Transaction Interface

Hazelcast can be used in transactional context. Basically, create a TransactionContext which can be used to begin, commit, and rollback a transaction. Obtain transaction aware instances of queues, maps, sets, lists, multimaps via TransactionContext, work with them and commit/rollback in one shot.

Hazelcast supports two types of transactions: LOCAL (One Phase) and TWO_PHASE. With the type, you have influence on how much guarantee you get when a member crashes while a transaction is committing. Default behavior is TWO_PHASE.

  • LOCAL: Unlike the name suggests, local is a two phase commit. First, all cohorts are asked to prepare; if everyone agrees then all cohorts are asked to commit. The problem happens when during the commit phase one or more members crash, that the system could be left in an inconsistent state.
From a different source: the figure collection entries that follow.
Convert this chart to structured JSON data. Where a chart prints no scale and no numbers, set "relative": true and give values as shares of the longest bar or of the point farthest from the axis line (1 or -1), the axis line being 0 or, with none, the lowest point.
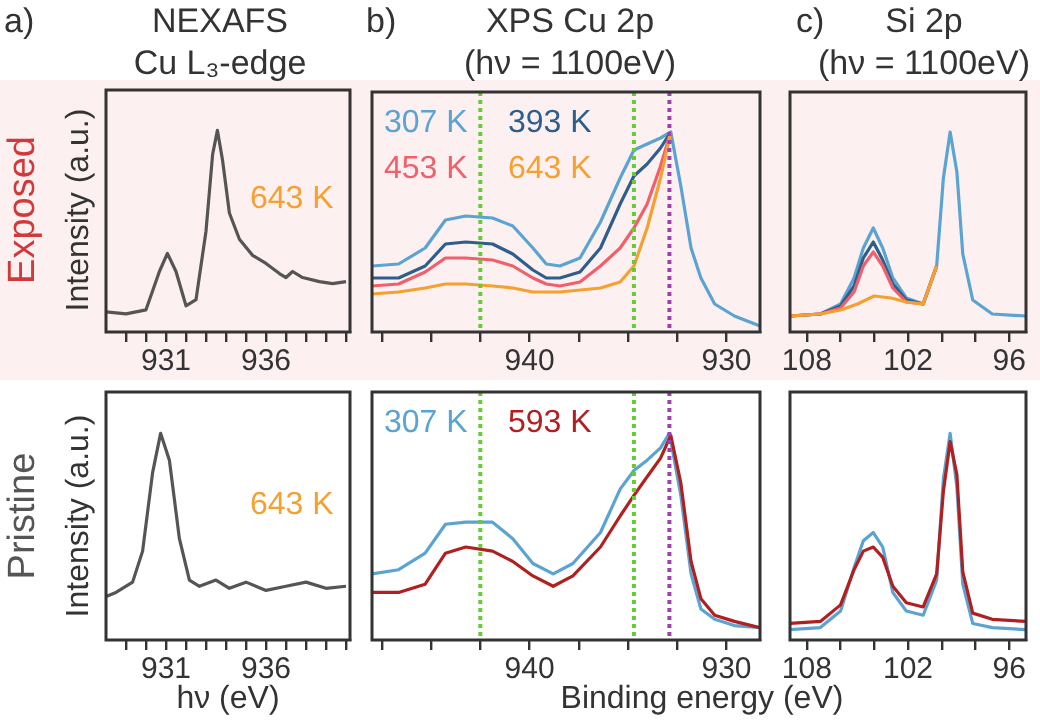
{
  "chart_data": [
    {
      "type": "line",
      "title": "NEXAFS",
      "subtitle": "Cu L₃-edge",
      "ylabel": "Intensity (a.u.)",
      "annotations": [
        "a)",
        "Exposed"
      ],
      "relative": true,
      "marker": "none",
      "legend": false,
      "xlim": [
        928,
        940.2
      ],
      "xticks": [
        {
          "value": 929,
          "label": null
        },
        {
          "value": 930,
          "label": null
        },
        931,
        {
          "value": 932,
          "label": null
        },
        {
          "value": 933,
          "label": null
        },
        {
          "value": 934,
          "label": null
        },
        {
          "value": 935,
          "label": null
        },
        936,
        {
          "value": 937,
          "label": null
        },
        {
          "value": 938,
          "label": null
        },
        {
          "value": 939,
          "label": null
        },
        {
          "value": 940,
          "label": null
        }
      ],
      "series": [
        {
          "name": "643 K",
          "color": "#555555",
          "x": [
            928,
            929,
            930,
            930.67,
            931.07,
            931.5,
            932,
            932.5,
            933,
            933.33,
            933.57,
            933.83,
            934.17,
            934.67,
            935.33,
            936,
            936.67,
            937,
            937.33,
            937.83,
            938.67,
            939.33,
            940
          ],
          "values": [
            0.1,
            0.09,
            0.11,
            0.3,
            0.39,
            0.3,
            0.13,
            0.16,
            0.5,
            0.88,
            1,
            0.85,
            0.59,
            0.46,
            0.38,
            0.34,
            0.29,
            0.27,
            0.3,
            0.27,
            0.25,
            0.24,
            0.25
          ]
        }
      ]
    },
    {
      "type": "line",
      "title": "XPS Cu 2p",
      "subtitle": "(hν = 1100eV)",
      "annotations": [
        "b)"
      ],
      "relative": true,
      "marker": "none",
      "legend": "top left",
      "xlim": [
        948,
        928.3
      ],
      "xticks": [
        {
          "value": 947.5,
          "label": null
        },
        {
          "value": 945,
          "label": null
        },
        {
          "value": 942.5,
          "label": null
        },
        940,
        {
          "value": 937.5,
          "label": null
        },
        {
          "value": 935,
          "label": null
        },
        {
          "value": 932.5,
          "label": null
        },
        930
      ],
      "ref_lines": [
        {
          "axis": "x",
          "value": 942.5,
          "color": "#66cc33",
          "line_style": "dotted"
        },
        {
          "axis": "x",
          "value": 934.7,
          "color": "#66cc33",
          "line_style": "dotted"
        },
        {
          "axis": "x",
          "value": 932.9,
          "color": "#a040b0",
          "line_style": "dotted"
        }
      ],
      "series": [
        {
          "name": "643 K",
          "color": "#f5a030",
          "x": [
            948,
            946.65,
            945.3,
            944.27,
            943.24,
            941.88,
            940.85,
            939.83,
            938.46,
            936.4,
            935.4,
            934.7,
            934.03,
            933.35,
            932.83
          ],
          "values": [
            0.19,
            0.2,
            0.22,
            0.24,
            0.24,
            0.23,
            0.22,
            0.2,
            0.2,
            0.22,
            0.25,
            0.33,
            0.52,
            0.77,
            1
          ]
        },
        {
          "name": "453 K",
          "color": "#f0606a",
          "x": [
            948,
            946.65,
            945.3,
            944.27,
            943.24,
            941.88,
            940.85,
            939.83,
            939.15,
            938.46,
            937.44,
            936.4,
            935.4,
            934.7,
            934.03,
            933.35,
            932.83
          ],
          "values": [
            0.23,
            0.24,
            0.3,
            0.37,
            0.37,
            0.36,
            0.33,
            0.27,
            0.24,
            0.23,
            0.25,
            0.33,
            0.42,
            0.52,
            0.64,
            0.83,
            1
          ]
        },
        {
          "name": "393 K",
          "color": "#2e5e8c",
          "x": [
            948,
            946.65,
            945.3,
            944.27,
            943.24,
            941.88,
            940.85,
            939.83,
            939.15,
            938.46,
            937.44,
            936.4,
            935.4,
            934.7,
            934.03,
            933.35,
            932.83
          ],
          "values": [
            0.27,
            0.27,
            0.33,
            0.44,
            0.45,
            0.44,
            0.39,
            0.31,
            0.27,
            0.27,
            0.3,
            0.42,
            0.64,
            0.78,
            0.84,
            0.92,
            1
          ]
        },
        {
          "name": "307 K",
          "color": "#5ba3d0",
          "x": [
            948,
            946.65,
            945.3,
            944.27,
            943.24,
            941.88,
            940.85,
            939.83,
            939.15,
            938.46,
            937.44,
            936.4,
            935.4,
            934.7,
            934.03,
            933.35,
            932.83,
            932.32,
            931.8,
            931.3,
            930.6,
            929.6,
            928.3
          ],
          "values": [
            0.33,
            0.34,
            0.42,
            0.56,
            0.58,
            0.57,
            0.53,
            0.42,
            0.34,
            0.33,
            0.37,
            0.55,
            0.77,
            0.91,
            0.94,
            0.97,
            1,
            0.73,
            0.42,
            0.27,
            0.14,
            0.08,
            0.03
          ]
        }
      ]
    },
    {
      "type": "line",
      "title": "Si 2p",
      "subtitle": "(hν = 1100eV)",
      "annotations": [
        "c)"
      ],
      "relative": true,
      "marker": "none",
      "legend": false,
      "xlim": [
        109,
        95
      ],
      "xticks": [
        108,
        {
          "value": 106,
          "label": null
        },
        {
          "value": 104,
          "label": null
        },
        102,
        {
          "value": 100,
          "label": null
        },
        {
          "value": 98,
          "label": null
        },
        96
      ],
      "series": [
        {
          "color": "#f5a030",
          "x": [
            109,
            107.2,
            106,
            105,
            104,
            103,
            102.1,
            101.1,
            100.3
          ],
          "values": [
            0.08,
            0.09,
            0.11,
            0.14,
            0.18,
            0.17,
            0.15,
            0.14,
            0.33
          ]
        },
        {
          "color": "#f0606a",
          "x": [
            109,
            107.2,
            106,
            105.2,
            104.65,
            104.06,
            103.5,
            102.9,
            102.1,
            101.1,
            100.3
          ],
          "values": [
            0.08,
            0.09,
            0.12,
            0.2,
            0.33,
            0.4,
            0.33,
            0.22,
            0.15,
            0.14,
            0.33
          ]
        },
        {
          "color": "#2e5e8c",
          "x": [
            109,
            107.2,
            106,
            105.2,
            104.65,
            104.06,
            103.5,
            102.9,
            102.1,
            101.1,
            100.3
          ],
          "values": [
            0.08,
            0.09,
            0.13,
            0.23,
            0.37,
            0.45,
            0.36,
            0.24,
            0.16,
            0.14,
            0.33
          ]
        },
        {
          "color": "#5ba3d0",
          "x": [
            109,
            107.2,
            106,
            105.2,
            104.65,
            104.06,
            103.5,
            102.9,
            102.1,
            101.1,
            100.3,
            99.9,
            99.5,
            99.1,
            98.75,
            98.16,
            97,
            95
          ],
          "values": [
            0.08,
            0.09,
            0.14,
            0.27,
            0.42,
            0.52,
            0.42,
            0.27,
            0.17,
            0.14,
            0.33,
            0.77,
            1,
            0.8,
            0.39,
            0.16,
            0.09,
            0.08
          ]
        }
      ]
    },
    {
      "type": "line",
      "xlabel": "hν (eV)",
      "ylabel": "Intensity (a.u.)",
      "annotations": [
        "Pristine"
      ],
      "relative": true,
      "marker": "none",
      "legend": false,
      "xlim": [
        928,
        940.2
      ],
      "xticks": [
        {
          "value": 929,
          "label": null
        },
        {
          "value": 930,
          "label": null
        },
        931,
        {
          "value": 932,
          "label": null
        },
        {
          "value": 933,
          "label": null
        },
        {
          "value": 934,
          "label": null
        },
        {
          "value": 935,
          "label": null
        },
        936,
        {
          "value": 937,
          "label": null
        },
        {
          "value": 938,
          "label": null
        },
        {
          "value": 939,
          "label": null
        },
        {
          "value": 940,
          "label": null
        }
      ],
      "series": [
        {
          "name": "643 K",
          "color": "#555555",
          "x": [
            928,
            928.5,
            929.33,
            929.83,
            930.33,
            930.73,
            931.17,
            931.67,
            932.17,
            932.67,
            933.5,
            934.17,
            935,
            936,
            937,
            938,
            939,
            940
          ],
          "values": [
            0.21,
            0.23,
            0.28,
            0.43,
            0.81,
            1,
            0.87,
            0.49,
            0.29,
            0.26,
            0.29,
            0.25,
            0.28,
            0.24,
            0.26,
            0.28,
            0.25,
            0.26
          ]
        }
      ]
    },
    {
      "type": "line",
      "xlabel": "Binding energy (eV)",
      "relative": true,
      "marker": "none",
      "legend": "top left",
      "xlim": [
        948,
        928.3
      ],
      "xticks": [
        {
          "value": 947.5,
          "label": null
        },
        {
          "value": 945,
          "label": null
        },
        {
          "value": 942.5,
          "label": null
        },
        940,
        {
          "value": 937.5,
          "label": null
        },
        {
          "value": 935,
          "label": null
        },
        {
          "value": 932.5,
          "label": null
        },
        930
      ],
      "ref_lines": [
        {
          "axis": "x",
          "value": 942.5,
          "color": "#66cc33",
          "line_style": "dotted"
        },
        {
          "axis": "x",
          "value": 934.7,
          "color": "#66cc33",
          "line_style": "dotted"
        },
        {
          "axis": "x",
          "value": 932.9,
          "color": "#a040b0",
          "line_style": "dotted"
        }
      ],
      "series": [
        {
          "name": "593 K",
          "color": "#b02020",
          "x": [
            948,
            946.65,
            945.3,
            944.27,
            943.24,
            941.88,
            940.85,
            939.83,
            938.8,
            937.8,
            936.4,
            935.4,
            934.7,
            934.03,
            933.35,
            932.83,
            932.32,
            931.8,
            931.3,
            930.6,
            929.6,
            928.3
          ],
          "values": [
            0.23,
            0.23,
            0.27,
            0.42,
            0.45,
            0.43,
            0.38,
            0.31,
            0.26,
            0.31,
            0.45,
            0.6,
            0.7,
            0.79,
            0.88,
            0.99,
            0.76,
            0.38,
            0.2,
            0.12,
            0.09,
            0.06
          ]
        },
        {
          "name": "307 K",
          "color": "#5ba3d0",
          "x": [
            948,
            946.65,
            945.3,
            944.27,
            943.24,
            941.88,
            940.85,
            939.83,
            938.8,
            937.8,
            936.4,
            935.4,
            934.7,
            934.03,
            933.35,
            932.9,
            932.32,
            931.8,
            931.3,
            930.6,
            929.6,
            928.3
          ],
          "values": [
            0.32,
            0.34,
            0.42,
            0.56,
            0.57,
            0.57,
            0.49,
            0.37,
            0.32,
            0.37,
            0.52,
            0.73,
            0.82,
            0.87,
            0.93,
            1,
            0.7,
            0.32,
            0.15,
            0.1,
            0.07,
            0.06
          ]
        }
      ]
    },
    {
      "type": "line",
      "relative": true,
      "marker": "none",
      "legend": false,
      "xlim": [
        109,
        95
      ],
      "xticks": [
        108,
        {
          "value": 106,
          "label": null
        },
        {
          "value": 104,
          "label": null
        },
        102,
        {
          "value": 100,
          "label": null
        },
        {
          "value": 98,
          "label": null
        },
        96
      ],
      "series": [
        {
          "color": "#b02020",
          "x": [
            109,
            107.2,
            106,
            105.2,
            104.65,
            104.06,
            103.5,
            102.9,
            102.1,
            101.1,
            100.3,
            99.9,
            99.5,
            99.1,
            98.75,
            98.16,
            97,
            95
          ],
          "values": [
            0.08,
            0.09,
            0.17,
            0.34,
            0.43,
            0.45,
            0.4,
            0.26,
            0.18,
            0.16,
            0.32,
            0.72,
            0.96,
            0.8,
            0.33,
            0.13,
            0.1,
            0.09
          ]
        },
        {
          "color": "#5ba3d0",
          "x": [
            109,
            107.2,
            106,
            105.2,
            104.65,
            104.06,
            103.5,
            102.9,
            102.1,
            101.1,
            100.3,
            99.9,
            99.5,
            99.1,
            98.75,
            98.16,
            97,
            95
          ],
          "values": [
            0.05,
            0.06,
            0.14,
            0.35,
            0.48,
            0.52,
            0.45,
            0.23,
            0.14,
            0.12,
            0.29,
            0.78,
            1,
            0.74,
            0.27,
            0.08,
            0.06,
            0.05
          ]
        }
      ]
    }
  ]
}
  • TWO_PHASE: The two phase commit is more than the classic two phase commit (if you want a regular two phase commit, use local). Before it commits, it copies the commit-log to other members, so in case of member failure, another member can complete the commit.

import java.util.Queue;
import java.util.Map;
import java.util.Set;
import com.hazelcast.core.Hazelcast;
import com.hazelcast.core.Transaction; 

HazelcastInstance hazelcastInstance = Hazelcast.newHazelcastInstance();

TransactionOptions options = new TransactionOptions()
    .setTransactionType( TransactionType.LOCAL );

TransactionContext context = hazelcastInstance.newTransactionContext( options )
context.beginTransaction();

TransactionalQueue queue = context.getQueue( "myqueue" );
TransactionalMap map = context.getMap( "mymap" );
TransactionalSet set = context.getSet( "myset" );

try {
  Object obj = queue.poll();
  //process obj
  map.put( "1", "value1" );
  set.add( "value" );
  //do other things..
  context.commitTransaction();
} catch ( Throwable t ) {
  context.rollbackTransaction();
}

In a transaction, operations will not be executed immediately. Their changes will be local to the TransactionContext until committed. But, they will ensure the changes via locks.

For the above example, when map.put is executed, no data will be put to the map but the key will get locked for changes. While committing, operations will get executed, value will be put to the map and key will be unlocked.

Isolation is always REPEATABLE_READ. If you are in a transaction, you can read the data in your transaction and the data that is already committed. If you are not in a transaction, you can only read the committed data.

Implementation is different for queue/set/list and map/multimap. For queue operations (offer, poll), offered and/or polled objects are copied to the owner member in order to safely commit/rollback. For map/multimap, Hazelcast first acquires the locks for the write operations (put, remove) and holds the differences (what is added/removed/updated) locally for each transaction. When transaction is set to commit, Hazelcast will release the locks and apply the differences. When rolling back, Hazelcast will simply releases the locks and discard the differences.

MapStore and QueueStore does not participate in transactions. Hazelcast will suppress exceptions thrown by store in a transaction. Please refer to XA Transactions section for further information.